With live music, dancing, speeches and a barbecue, St. Michael’s Cemetery will host its annual Tribute to Scott Joplin on Saturday, May 19. Admission is free.

At about 1:30 p.m., noted scholar Edward A. Berlin, who has written several books and essays on Joplin, will offer a lecture on his idol’s life and impact on American music. Then at 2 p.m., Dan Levinson and his Canary Cottage Dance Orchestra will perform tunes by Joplin and other composers from the Ragtime Era with accompaniment by the Victrolian Vaudeville Barbershop Quartet. This same quartet will close out the event by singing “We Will Rest Awhile” from Joplin’s opera “Treemonisha” at his gravesite.
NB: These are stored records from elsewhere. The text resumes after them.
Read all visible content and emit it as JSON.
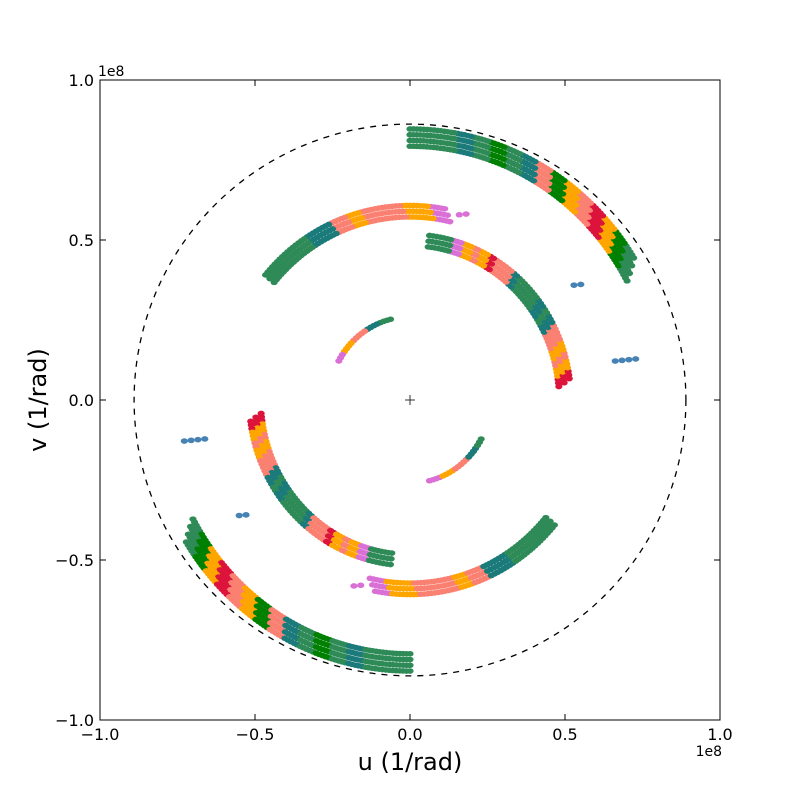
{
  "chart_data": {
    "type": "scatter",
    "title": "",
    "xlabel": "u (1/rad)",
    "ylabel": "v (1/rad)",
    "x_offset_label": "1e8",
    "y_offset_label": "1e8",
    "xlim": [
      -1.0,
      1.0
    ],
    "ylim": [
      -1.0,
      1.0
    ],
    "x_ticks": [
      "−1.0",
      "−0.5",
      "0.0",
      "0.5",
      "1.0"
    ],
    "y_ticks": [
      "−1.0",
      "−0.5",
      "0.0",
      "0.5",
      "1.0"
    ],
    "grid": false,
    "legend": "none",
    "reference_circle_radius": 0.89,
    "center_marker": [
      0,
      0
    ],
    "palette": [
      "#2e8b57",
      "#1b7a7a",
      "#fa8072",
      "#ffa500",
      "#dc143c",
      "#008000",
      "#da70d6",
      "#4682b4",
      "#f0e68c"
    ],
    "tracks": [
      {
        "cx": 0,
        "cy": 0,
        "r": 0.26,
        "a0": 104,
        "a1": 152,
        "rows": 1,
        "colors": [
          0,
          0,
          1,
          1,
          2,
          2,
          2,
          3,
          3,
          6,
          6
        ]
      },
      {
        "cx": 0,
        "cy": 0,
        "r": 0.26,
        "a0": 284,
        "a1": 332,
        "rows": 1,
        "colors": [
          6,
          6,
          3,
          3,
          2,
          2,
          2,
          1,
          1,
          0,
          0
        ]
      },
      {
        "cx": 0,
        "cy": 0,
        "r": 0.5,
        "a0": 5,
        "a1": 83,
        "rows": 3,
        "colors": [
          4,
          3,
          2,
          3,
          2,
          2,
          1,
          0,
          1,
          0,
          0,
          0,
          1,
          2,
          2,
          4,
          3,
          2,
          3,
          6,
          0,
          0,
          0
        ]
      },
      {
        "cx": 0,
        "cy": 0,
        "r": 0.5,
        "a0": 185,
        "a1": 263,
        "rows": 3,
        "colors": [
          4,
          3,
          2,
          3,
          2,
          2,
          1,
          0,
          1,
          0,
          0,
          0,
          1,
          2,
          2,
          4,
          3,
          2,
          3,
          6,
          0,
          0,
          0
        ]
      },
      {
        "cx": 0,
        "cy": 0,
        "r": 0.59,
        "a0": 77,
        "a1": 140,
        "rows": 3,
        "colors": [
          6,
          3,
          3,
          2,
          2,
          2,
          3,
          2,
          1,
          1,
          0,
          0,
          0,
          0
        ]
      },
      {
        "cx": 0,
        "cy": 0,
        "r": 0.59,
        "a0": 257,
        "a1": 320,
        "rows": 3,
        "colors": [
          6,
          3,
          3,
          2,
          2,
          2,
          3,
          2,
          1,
          1,
          0,
          0,
          0,
          0
        ]
      },
      {
        "cx": 0,
        "cy": 0,
        "r": 0.82,
        "a0": 28,
        "a1": 90,
        "rows": 4,
        "colors": [
          0,
          5,
          3,
          4,
          2,
          3,
          5,
          2,
          1,
          0,
          5,
          0,
          1,
          0,
          0,
          0
        ]
      },
      {
        "cx": 0,
        "cy": 0,
        "r": 0.82,
        "a0": 208,
        "a1": 270,
        "rows": 4,
        "colors": [
          0,
          5,
          3,
          4,
          2,
          3,
          5,
          2,
          1,
          0,
          5,
          0,
          1,
          0,
          0,
          0
        ]
      }
    ],
    "clusters": [
      {
        "x": 0.695,
        "y": 0.125,
        "color": 7,
        "n": 4
      },
      {
        "x": -0.695,
        "y": -0.125,
        "color": 7,
        "n": 4
      },
      {
        "x": 0.54,
        "y": 0.36,
        "color": 7,
        "n": 2
      },
      {
        "x": -0.54,
        "y": -0.36,
        "color": 7,
        "n": 2
      },
      {
        "x": 0.17,
        "y": 0.58,
        "color": 6,
        "n": 2
      },
      {
        "x": -0.17,
        "y": -0.58,
        "color": 6,
        "n": 2
      }
    ]
  }
}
In total, Joplin wrote 44 original Ragtime pieces as well as a ballet and two operas. (An early precursor of jazz, Ragtime features syncopated melodies that African Americans made famous in the late 19th century.) He had his first hit in 1899 with the “Maple Leaf Rag,” which catapulted the genre from low-class bars and brothels to major arts centers and worldwide popularity. However, he is most famous for “The Entertainer” and other songs that were part of the soundtrack for “The Sting,” starring Paul Newman and Robert Redford. The 1973 film won an Oscar for Original Score, and Joplin was posthumously awarded a Pulitzer Prize in 1976.
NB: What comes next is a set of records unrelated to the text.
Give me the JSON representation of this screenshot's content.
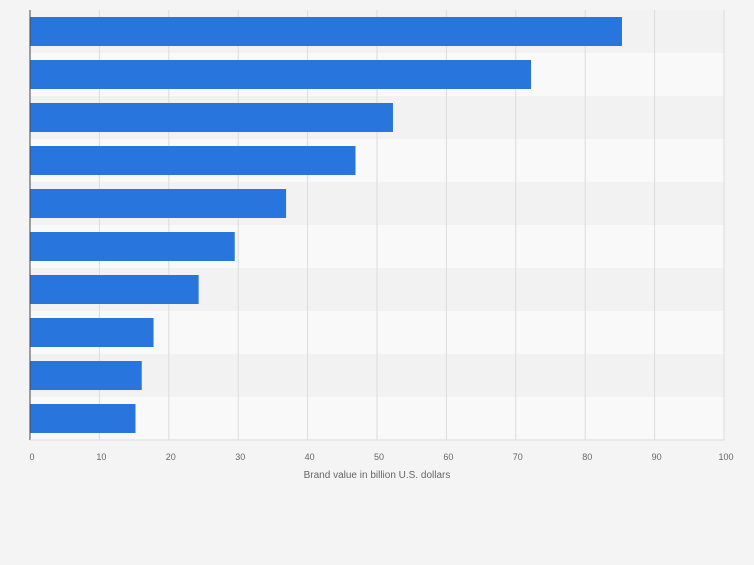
{
  "chart_data": {
    "type": "bar",
    "orientation": "horizontal",
    "title": "",
    "xlabel": "Brand value in billion U.S. dollars",
    "ylabel": "",
    "xlim": [
      0,
      100
    ],
    "ticks": [
      "0",
      "10",
      "20",
      "30",
      "40",
      "50",
      "60",
      "70",
      "80",
      "90",
      "100"
    ],
    "categories": [
      "",
      "",
      "",
      "",
      "",
      "",
      "",
      "",
      "",
      ""
    ],
    "values": [
      85.3,
      72.2,
      52.3,
      46.9,
      36.9,
      29.5,
      24.3,
      17.8,
      16.1,
      15.2
    ],
    "grid": true,
    "legend": "none",
    "colors": {
      "bar": "#2775dd",
      "band_light": "#f9f9f9",
      "band_dark": "#f2f2f2",
      "grid": "#dcdcdc",
      "axis": "#444444",
      "text": "#666666",
      "background": "#f4f4f4"
    }
  }
}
Joplin was born in 1867 (or maybe 1868) in Northeastern Texas. An African-American man in a segregated society, he roamed a bit looking for work before settling in as a piano teacher in Sedalia, Missouri. Seeking a producer for his many works, he ended up in New York City, where he died without money or fame in 1917.

He was buried in St. Michael’s in an unmarked grave. (He might have been a member of St. Michael’s Church in Manhattan.) The plot stayed anonymous until the American Society of Composers, Authors and Publishers located it in 1974, during the Ragtime resurrection that “The Sting” had ignited.

The entrance to St. Michael’s is at 72-02 Astoria Blvd. S., just off the Grand Central Parkway. The most direct route there via public transportation is to take the N or Q train to the Astoria Boulevard/31st Street stop and then transfer to a Jackson Heights-bound Q19 bus.